また、極地を訪れたことで地球温暖化の深刻さを目の当たりにした彼女は、気候変動が世界に与える影響について講演活動を開始しました。2019年には、気候変動によって伝統文化が脅かされているモンゴルの草原地帯を訪れ、現状への意識を高める活動を行いました。
栄誉ある功績と晩年
彼女の不屈の精神は多くの人々を鼓舞し、全米女性名誉殿堂への殿堂入りや、全米女性組織(NOW)からの「勇気ある女性賞」など、数多くの栄誉に輝きました。また、米国下院においても、彼女の北極点到達という偉業を称える決議が採択されました。
| 項目 | 詳細 |
|---|---|
| 生没年 | 1931年6月12日 - 2019年11月23日 |
| 専門分野 | 看護学、老年学 |
| 北極点到達 | 2007年(75歳時) |
| 南極点到達 | 2011年(79歳時) |
| 主な受賞 | Woman of Courage Award (2008), 全米女性名誉殿堂 (2020) |
2019年、心臓弁に液体が溜まるなどの健康悪化に見舞われながらも、最後まで社会的な使命感を持って活動し続けたバーバラは、同年11月23日、ニューヨークのファーロックウェイにて88歳で静かに息を引き取りました。

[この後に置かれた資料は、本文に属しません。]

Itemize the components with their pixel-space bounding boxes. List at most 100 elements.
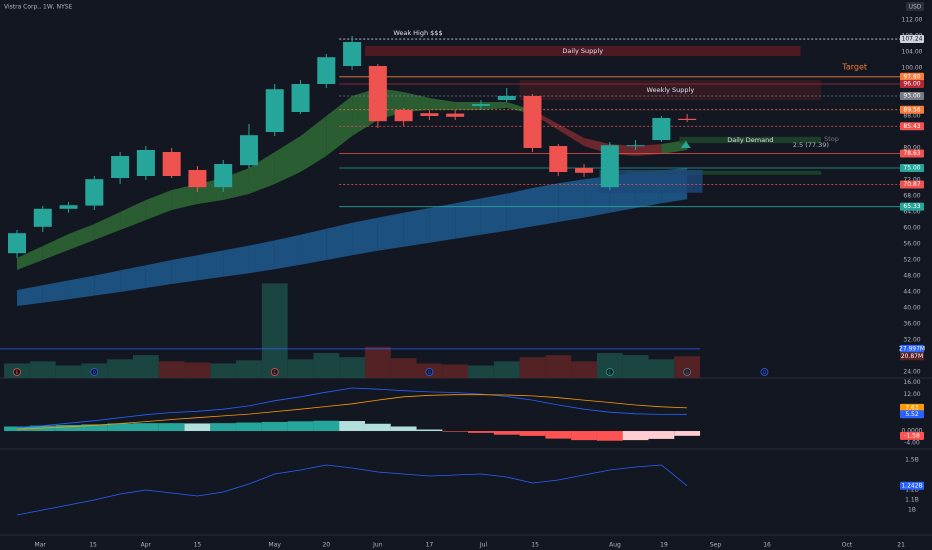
volume-bar: [339, 357, 365, 378]
macd-tick-label: 0.0000: [902, 428, 923, 435]
macd-histogram: [339, 421, 365, 432]
ma-band: [171, 184, 198, 210]
ma-band: [661, 140, 688, 154]
macd-tick-label: 16.00: [903, 379, 920, 386]
ma-band: [300, 116, 327, 172]
macd-histogram: [132, 423, 159, 432]
candle-body: [136, 150, 155, 176]
annotation: Stop: [824, 135, 839, 143]
volume-bar: [236, 360, 262, 378]
price-badge-label: 85.43: [903, 123, 920, 130]
x-tick-label: 17: [426, 542, 434, 549]
candle-body: [471, 104, 490, 106]
y-tick-label: 32.00: [903, 337, 920, 344]
price-badge: [900, 410, 924, 419]
price-badge: [900, 352, 924, 361]
candle-body: [265, 89, 284, 132]
candle-body: [394, 110, 413, 122]
volume-bar: [55, 365, 82, 378]
macd-line: [16, 387, 688, 428]
macd-histogram: [390, 426, 417, 432]
event-label: E: [608, 370, 611, 376]
macd-histogram: [468, 431, 494, 433]
candle-body: [111, 156, 130, 178]
obv-tick-label: 1.5B: [905, 457, 919, 464]
macd-histogram: [4, 426, 30, 432]
x-tick-label: 16: [763, 542, 771, 549]
zone: [679, 136, 822, 144]
y-tick-label: 44.00: [903, 289, 920, 296]
candle-body: [317, 57, 336, 84]
y-tick-label: 68.00: [903, 193, 920, 200]
volume-bar: [210, 363, 237, 378]
macd-histogram: [442, 431, 469, 432]
price-badge-label: 96.00: [903, 81, 920, 88]
y-tick-label: 40.00: [903, 305, 920, 312]
volume-bar: [622, 355, 649, 378]
volume-bar: [261, 283, 288, 378]
y-tick-label: 80.00: [903, 145, 920, 152]
price-badge: [900, 92, 924, 100]
ma-band: [42, 234, 69, 260]
x-tick-label: Apr: [141, 542, 152, 549]
price-badge-label: 65.33: [903, 203, 920, 210]
annotation: Weak High $$$: [393, 29, 442, 37]
zone: [599, 170, 703, 193]
candle-body: [291, 84, 310, 112]
signal-line: [16, 394, 688, 430]
candle-body: [85, 179, 104, 206]
ma-band: [68, 275, 95, 300]
price-badge: [900, 105, 924, 114]
candle-body: [343, 42, 362, 66]
event-label: D: [685, 370, 689, 376]
obv-line: [16, 464, 688, 516]
volume-bar: [158, 361, 185, 378]
y-tick-label: 72.00: [903, 177, 920, 184]
y-tick-label: 48.00: [903, 273, 920, 280]
obv-tick-label: 1.1B: [905, 497, 919, 504]
y-tick-label: 60.00: [903, 225, 920, 232]
ma-band: [248, 152, 275, 194]
event-label: D: [763, 370, 767, 376]
obv-tick-label: 1B: [908, 507, 916, 514]
price-badge-label: 5.52: [905, 411, 919, 418]
price-badge: [900, 344, 924, 353]
event-label: D: [93, 370, 97, 376]
price-badge-label: 97.80: [903, 73, 920, 80]
x-tick-label: 19: [660, 542, 668, 549]
event-label: D: [428, 370, 432, 376]
candle-body: [188, 170, 207, 188]
x-tick-label: Oct: [842, 542, 853, 549]
candle-body: [497, 96, 516, 100]
candle-body: [368, 66, 387, 122]
candle-body: [652, 118, 671, 140]
ma-band: [403, 208, 430, 247]
macd-histogram: [236, 422, 262, 432]
event-icon: [270, 368, 279, 376]
ma-band: [558, 179, 585, 222]
x-tick-label: 21: [897, 542, 905, 549]
ma-band: [352, 217, 378, 256]
zone: [519, 80, 822, 100]
ma-band: [68, 224, 95, 250]
ma-band: [248, 240, 275, 274]
x-tick-label: Jul: [479, 542, 488, 549]
macd-histogram: [571, 431, 597, 441]
volume-bar: [571, 361, 597, 378]
macd-tick-label: -4.00: [904, 440, 920, 447]
zone: [364, 46, 801, 56]
y-tick-label: 100.00: [902, 65, 923, 72]
ma-band: [171, 255, 198, 284]
ma-band: [558, 124, 585, 146]
price-badge-label: 1.242B: [901, 482, 922, 489]
obv-tick-label: 1.2B: [905, 487, 919, 494]
x-tick-label: Aug: [609, 542, 621, 549]
ma-band: [223, 245, 249, 277]
price-badge: [900, 35, 924, 44]
volume-bar: [493, 361, 520, 378]
ma-band: [94, 270, 121, 296]
y-tick-label: 52.00: [903, 257, 920, 264]
candle-body: [214, 164, 233, 188]
y-tick-label: 112.00: [902, 17, 923, 24]
x-tick-label: 15: [89, 542, 97, 549]
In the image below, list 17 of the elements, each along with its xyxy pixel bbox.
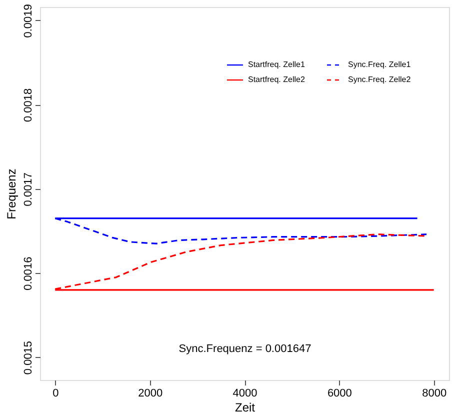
legend-label: Startfreq. Zelle1 <box>248 60 306 69</box>
x-tick-label: 2000 <box>138 388 163 400</box>
x-tick-label: 0 <box>52 388 59 400</box>
y-tick-label: 0.0015 <box>22 340 34 375</box>
x-tick-label: 6000 <box>327 388 352 400</box>
y-axis-title: Frequenz <box>4 168 18 220</box>
y-tick-label: 0.0016 <box>22 256 34 290</box>
legend-label: Sync.Freq. Zelle2 <box>348 75 412 84</box>
y-tick-label: 0.0018 <box>22 88 34 122</box>
annotation: Sync.Frequenz = 0.001647 <box>178 343 312 355</box>
x-axis-title: Zeit <box>234 400 256 414</box>
legend-label: Startfreq. Zelle2 <box>248 75 306 84</box>
y-tick-label: 0.0017 <box>22 172 34 206</box>
y-tick-label: 0.0019 <box>22 4 34 38</box>
x-tick-label: 8000 <box>422 388 447 400</box>
x-tick-label: 4000 <box>232 388 258 400</box>
legend-label: Sync.Freq. Zelle1 <box>348 60 412 69</box>
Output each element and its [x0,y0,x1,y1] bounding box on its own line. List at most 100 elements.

Frequently Asked Questions
バーバラ・ヒラリーは何で最も知られていますか?
アフリカ系アメリカ人女性として初めて北極点と南極点の両方に到達した探検家として世界的に知られています。
彼女が極地探検に挑戦した年齢は?
北極点には75歳で、南極点には79歳で到達しました。高齢での挑戦でありながら、徹底したトレーニングと準備によって成し遂げました。
健康上の困難はありましたか?
はい。20代で乳がん、60代で肺がんを経験しています。特に肺がんの手術後は呼吸機能が25%低下していましたが、それを乗り越えて極地遠征を実現させました。
探検以外にどのような活動をしていましたか?
55年間看護師として勤務したほか、地域社会の改善団体や多民族雑誌の創刊、さらには気候変動に関する啓発講演など、多方面で社会貢献活動を行っていました。
彼女の学歴について教えてください。
ニューヨークのニュー・スクールにて、老年学の学士号および修士号を取得しています。